Studi CVD-Real menganalisa data yang diperoleh dari lebih 300.000 pasien di enam (6) negara, 87% diantaranya tidak memiliki riwayat komplikasi penyakit jantung dan pembuluh darah (CVD). Data tersebut menunjukkan bahwa dari populasi data pasien dengan DM tipe-2 yang luas dan telah menerima pengobatan penghambat SGLT-2 (SGLT-2 inhibitor) – dapat menurunkan tingkat rawat inap hingga 39% (p<0.001) dan angka kematian karena berbagai penyebab hingga 51% (p<0.001), dibandingkan dengan pemberian obat-obat DM tipe 2 yang lainnya.
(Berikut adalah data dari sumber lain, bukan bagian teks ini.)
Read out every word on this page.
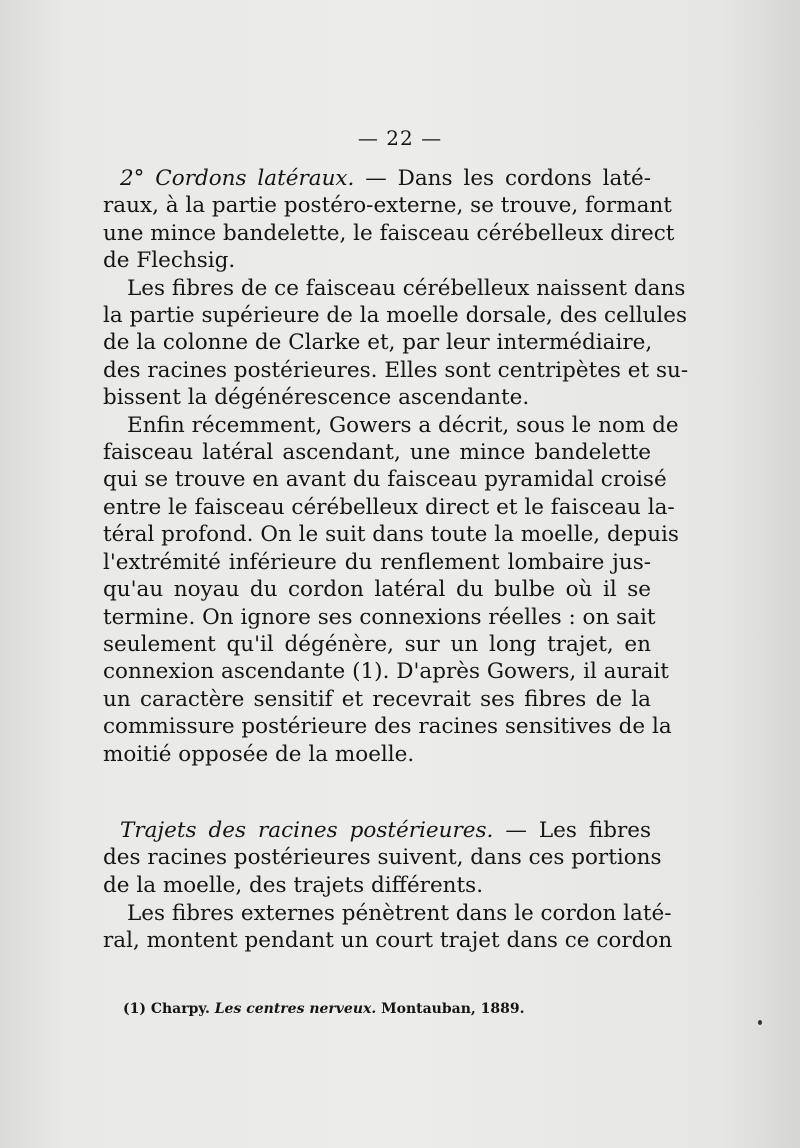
— 22 —
2° Cordons latéraux. — Dans les cordons laté-
raux, à la partie postéro-externe, se trouve, formant
une mince bandelette, le faisceau cérébelleux direct
de Flechsig.
Les fibres de ce faisceau cérébelleux naissent dans
la partie supérieure de la moelle dorsale, des cellules
de la colonne de Clarke et, par leur intermédiaire,
des racines postérieures. Elles sont centripètes et su-
bissent la dégénérescence ascendante.
Enfin récemment, Gowers a décrit, sous le nom de
faisceau latéral ascendant, une mince bandelette
qui se trouve en avant du faisceau pyramidal croisé
entre le faisceau cérébelleux direct et le faisceau la-
téral profond. On le suit dans toute la moelle, depuis
l'extrémité inférieure du renflement lombaire jus-
qu'au noyau du cordon latéral du bulbe où il se
termine. On ignore ses connexions réelles : on sait
seulement qu'il dégénère, sur un long trajet, en
connexion ascendante (1). D'après Gowers, il aurait
un caractère sensitif et recevrait ses fibres de la
commissure postérieure des racines sensitives de la
moitié opposée de la moelle.
Trajets des racines postérieures. — Les fibres
des racines postérieures suivent, dans ces portions
de la moelle, des trajets différents.
Les fibres externes pénètrent dans le cordon laté-
ral, montent pendant un court trajet dans ce cordon
(1) Charpy. Les centres nerveux. Montauban, 1889.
Sedangkan untuk hasil gabungan dari rawat inap karena gagal jantung dan kematian karena berbagai penyebab, angka penurunan tercatat 46% (p<0.001).1
 
“AstraZeneca adalah perusahaan yang senantiasa mengedepankan kepentingan pasien dan melandaskan semua riset dan pengembangannya untuk meningkatkan hasil (outcome) dari manajemen pasien, terutama pasien DM tipe-2. Hal ini termasuk studi CVD-Real yang diprakarsai oleh AstraZeneca pun ditujukan untuk mengetahui dan membuktikan bahwa pemberian obat kelas terapi terbaru penghambat SGLT2 dapat menurunkan angka rawat di rumah sakit akibat gagal jantung dan kematian akibat berbagai sebab hingga separuhnya.” Head of Medical Department AstraZeneca Indonesia dr. Andi Marsali
 
Analisis akan tingkat rawat inap karena gagal jantung diterapkan dengan menggunakan data pasien yang dirahasiakan yang berasal dari Denmark, Jerman, Norwegia, Swedia, Inggris Raya dan Amerika Serikat. Dari seluruh data yang dianalisa, 41.8% pasien menerima obat dapagliflozin, 52.7% menerima obat canagliflozin dan 5.5% menerima obat empagliflozin. Dapagliflozin saat ini merupakan satu-satunya penghambat SGLT2 yang telah dipasarkan di Indonesia.
 
Sedangkan, analisis pada angka kematian oleh berbagai penyebab diterapkan dengan menggunakan data pasien yang dirahasiakan yang berasal dari Denmark, Norwegia, Swedia, Inggris Raya, dan Amerika Serikat. Dari seluruh data yang dianalisa, 51.0% pasien mendapat obat Forxiga (dapagliflozin), 42.3% mendapat canagliflozin dan 6.7% mendapat empagliflozin.
 
Analisa ini adalah yang pertama dari beberapa analisa komparatif CVD-Real. Analisa masih terus dikembangkan dan analisa berikutnya akan diterapkan dengan menggunakan set data yang telah ada sekaligus data dari negara-negara tambahan. Seluruh data dari studi ini didapatkan dari sumber-sumber yang dijamin kerahasiannya meliputi catatan medis, database klaim, dan registrasi nasional. Analisa CVD-REAL divalidasi oleh grup statistik akademik independen di St. Luke’s Mid America Heart Institute, Kansas, Amerika Serikat.